Nan Goldin Returns to London’s Hayward Gallery for First U.K. Institutional Show Since 2002
Nan Goldin is set to bring a major exhibition to London’s Hayward Gallery this fall, marking a significant return to the U.K. institutional stage. Titled “You Never Did Anything Wrong,” the show will open on November 24, 2026, and remain on view through March 7, 2027. It will also conclude the Southbank Centre’s 75th anniversary year.
The exhibition will assemble photographs and slideshow works from across the American artist and activist’s career, offering a broad view of a practice that has shaped contemporary photography for more than five decades. Goldin (b. 1953) is widely known for images that move with unusual candor through addiction, romance, grief, queer life, and friendship. Her work often feels diaristic without becoming confessional for its own sake; instead, it records the emotional texture of a life lived among others.
According to the Southbank Centre, the Hayward presentation will examine Goldin’s evolving commitment to documenting relationships and communities that have often been left outside mainstream representation. That focus has long been inseparable from her political activism. In recent years, Goldin has also become an outspoken advocate for people affected by the opioid crisis, extending the social urgency of her photographs beyond the gallery wall.
Rachel Thomas, the Hayward Gallery’s Roden Chief Curator, said in a statement that U.K. audiences may have seen only fragments of Goldin’s story before now. She described the exhibition as an institutional-scale immersion into the world of “a true revolutionary,” and said it would reveal “the human condition in all of its beauty and fragility.” Mark Ball, the Southbank Centre’s Artistic Director, called Goldin an artist who “reshaped the language of photography,” adding that presenting her work in the Hayward’s Brutalist spaces would be a moment of pride for the institution.
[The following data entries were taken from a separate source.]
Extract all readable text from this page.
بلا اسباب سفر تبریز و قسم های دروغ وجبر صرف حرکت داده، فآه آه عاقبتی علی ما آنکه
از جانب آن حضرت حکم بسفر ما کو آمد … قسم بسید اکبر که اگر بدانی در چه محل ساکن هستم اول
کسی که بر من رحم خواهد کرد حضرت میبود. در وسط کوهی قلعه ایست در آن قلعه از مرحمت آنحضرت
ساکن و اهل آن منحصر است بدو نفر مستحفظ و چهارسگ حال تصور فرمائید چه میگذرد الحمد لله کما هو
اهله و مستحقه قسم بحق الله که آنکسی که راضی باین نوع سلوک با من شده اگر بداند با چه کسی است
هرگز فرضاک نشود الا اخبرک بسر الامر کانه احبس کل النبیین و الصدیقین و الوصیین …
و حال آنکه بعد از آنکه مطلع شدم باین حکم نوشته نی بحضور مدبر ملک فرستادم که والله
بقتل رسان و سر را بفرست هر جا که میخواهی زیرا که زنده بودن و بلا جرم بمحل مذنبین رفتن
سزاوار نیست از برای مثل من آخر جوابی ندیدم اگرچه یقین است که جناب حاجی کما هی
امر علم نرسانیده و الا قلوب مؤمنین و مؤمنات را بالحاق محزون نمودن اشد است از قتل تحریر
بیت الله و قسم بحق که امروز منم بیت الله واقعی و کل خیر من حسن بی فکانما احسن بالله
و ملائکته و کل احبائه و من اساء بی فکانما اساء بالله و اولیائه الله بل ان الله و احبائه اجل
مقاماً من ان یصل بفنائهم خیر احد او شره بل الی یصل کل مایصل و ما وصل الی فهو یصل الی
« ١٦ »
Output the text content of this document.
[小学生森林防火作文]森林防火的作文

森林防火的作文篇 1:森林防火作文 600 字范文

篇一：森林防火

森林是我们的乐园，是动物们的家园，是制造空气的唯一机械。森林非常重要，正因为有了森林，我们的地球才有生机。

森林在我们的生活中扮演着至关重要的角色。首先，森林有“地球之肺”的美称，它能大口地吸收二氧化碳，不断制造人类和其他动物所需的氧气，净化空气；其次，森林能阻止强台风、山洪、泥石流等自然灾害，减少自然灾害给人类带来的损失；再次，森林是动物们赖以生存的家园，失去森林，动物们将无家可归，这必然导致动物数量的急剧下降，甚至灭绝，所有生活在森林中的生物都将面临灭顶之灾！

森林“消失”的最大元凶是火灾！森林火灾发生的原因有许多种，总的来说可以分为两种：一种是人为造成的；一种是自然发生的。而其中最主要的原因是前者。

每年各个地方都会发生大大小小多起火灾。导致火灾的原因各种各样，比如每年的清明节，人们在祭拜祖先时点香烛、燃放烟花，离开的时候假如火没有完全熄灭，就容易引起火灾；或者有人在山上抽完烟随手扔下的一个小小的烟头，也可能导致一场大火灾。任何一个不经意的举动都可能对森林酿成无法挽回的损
Goldin’s last U.K. institutional exhibition was “The Devil’s Playground,” a large-scale European traveling retrospective that opened at Whitechapel Gallery in 2002. More recently, in 2025, her best-known series, “The Ballad of Sexual Dependency,” made its U.K. debut at Gagosian in London. The Hayward show now places that history in a new frame, returning Goldin’s work to a public institution at a moment when questions of intimacy, visibility, and political witness remain sharply current.